Rabbin de dilediğini hükmeder; melek de yazar. Sonra:

– Ya Rabbi, ömrü ne kadar olsun? diye sorar. Rabbin dilediğine hükmeder, melek yazar. Sonra:

– Ya Rabbi, rızkı? der. Rabbin dilediğine hükmeder, melek yazar. Sonra elindeki sahife ile, emr olunduğuna bir şey ilave etmeden ve bir şey eksiltmeden çıkar.

Enes r.a. der: Rasûlullah s.a.v şöyle buyurmuştur:

“Muhakkak ALLAH, her rahime bir melek memur etmiştir. Bu melek:

– Ya Rabbi, bu nutfedir, ya Rabbi bu alakadır (pıhtılaşmış kan) ya Rabbi, bu mudgadır (lokma hâli) der. ALLAH bunu yaratmaya hükmetmek istediği vakit, melek:

– Ya Rabbi, erkek mi, dişi mi; mutlu mu, mutsuz mu; rızkı ne, ömrü ne kadar? diye sorar.Ve böylece (hepsi) anasının rahminde yazılır.” (Buhari, Müslim)

Âli r.a. şöyle demiştir:

-Bir gün Rasûlullah (salla’llâhu aleyhi ve sellem) oturuyor ve elindeki bir ağaç parçası ile yeri çiziyordu. Âniden başını kaldırdı ve:

-Sizden bir tek kimse yoktur ki, Cennet ve Cehennemdeki yeri bilinmiş olmasın, buyurdu. Yanındakiler:

-Ya Rasûlullah (salla’llâhu aleyhi ve sellem) şu halde ne diye çalışıyoruz, her şeyi bırakıp tevekkül etmeyelim mi? dediler. Rasûlullah s.a.v:

– Hayır, çalışınız, herkes ne için yaratıldı ise, onun için hazırlandırılır!..

buyurdu; ve sonra da ekledi;

-(yoksulların hakkını) Veren, (ALLAH’tan) sakınan ve “kelime-i tevhid”i tasdik eden kimseye gelince, biz onu Cennete hazırlarız.
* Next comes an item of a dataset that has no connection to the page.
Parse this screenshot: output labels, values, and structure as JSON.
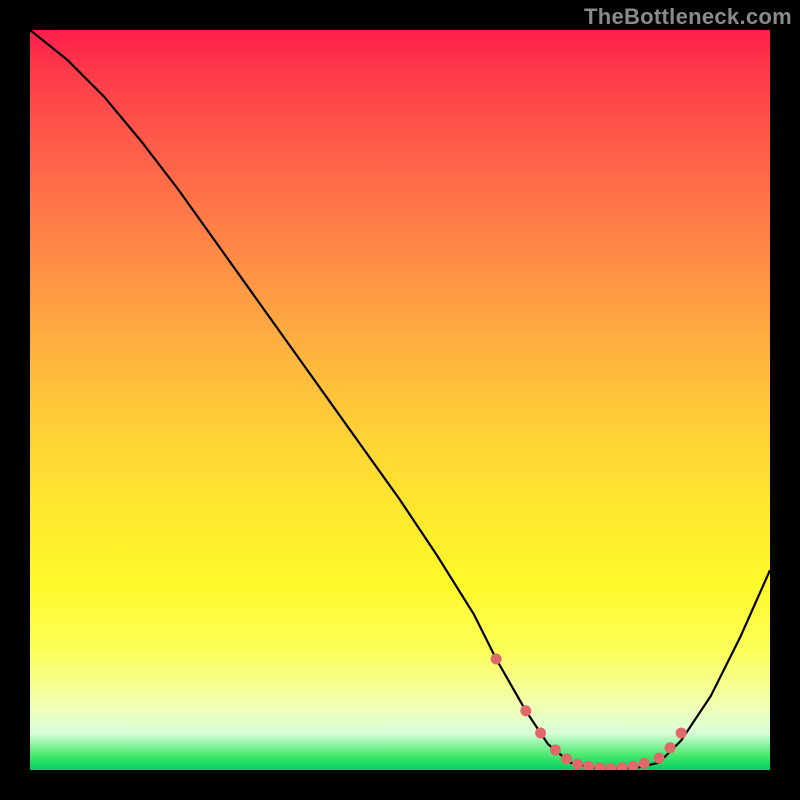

ALLAH’ın hakkını yoksullara vermeyen, sevabından istigna gösteren ve (kelime-i tevhid)’i tekzip edeni de, Cehenneme hazırlarız.”

âyetlerini okudu. (Buhari, Müslim, Ebu Davud, Tırmizî)

Denildi ki:

-Ya Rasûlullah (salla’llâhu aleyhi ve sellem) sanki şimdi yaratılmışız gibi bize dinimizi açıkla!..
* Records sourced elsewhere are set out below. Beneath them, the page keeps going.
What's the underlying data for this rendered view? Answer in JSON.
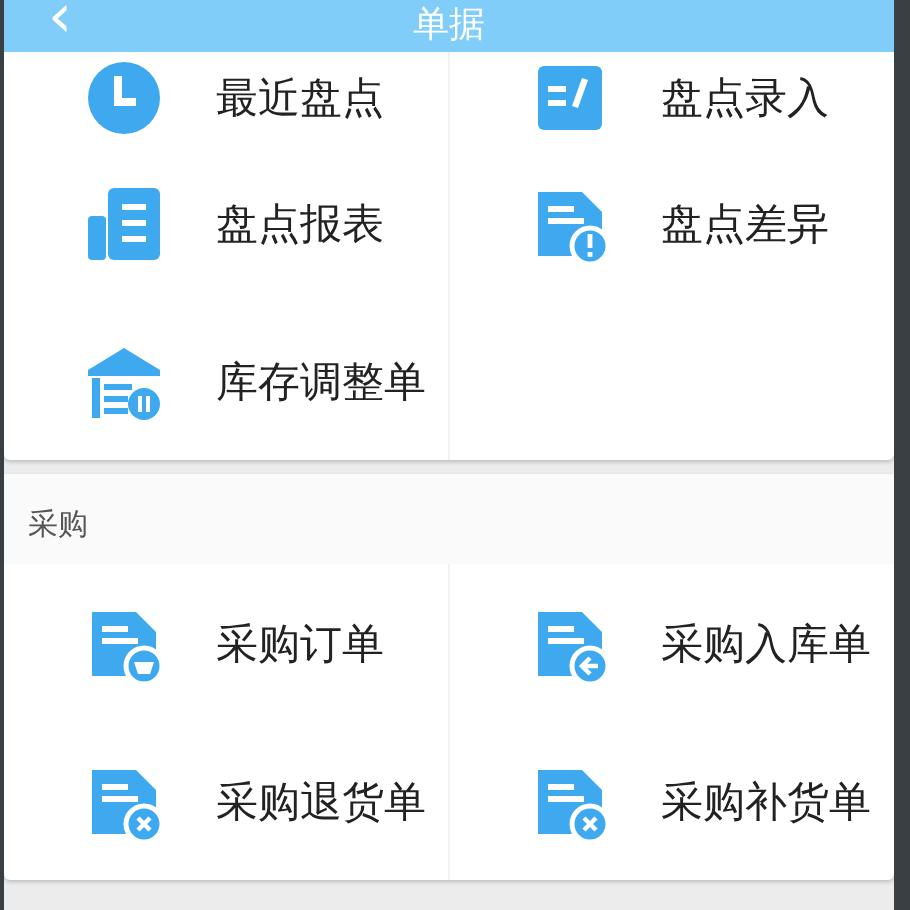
{
  "header": {
    "back": "‹",
    "title": "单据"
  },
  "sections": [
    {
      "items": [
        "最近盘点",
        "盘点录入",
        "盘点报表",
        "盘点差异",
        "库存调整单"
      ]
    },
    {
      "title": "采购",
      "items": [
        "采购订单",
        "采购入库单",
        "采购退货单",
        "采购补货单"
      ]
    }
  ]
}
Bugün yaptığımız işler önceden takdir edilmiş ve yazılmış işler midir, yoksa vukûundan sonra mı bize takdir edilmişlerdir?

Rasûlullah (salla’llâhu aleyhi ve sellem):

-Hayır, bilakis, yaptığınız işler önceden takdir edilmiş ve yazılmış olan işlerdir!… buyurdu.

– Şu halde iş yapmanın ve çalışmanın ne önemi var?

diye sordu. Rasûlullah s.a.v:

-Hayır iş yapan, kendi işine hazırlanır!… buyurdu. (Müslim, Tırmizî)

Tırmizî’nin lafzı şöyledir:

Ömer r.a. sordu:

-Ya Rasûlullah, ne buyurursun, yaptığımız işler yepyeni oluşmakta bir şey midir; yoksa önceden takdir edilmiş bir iş midir?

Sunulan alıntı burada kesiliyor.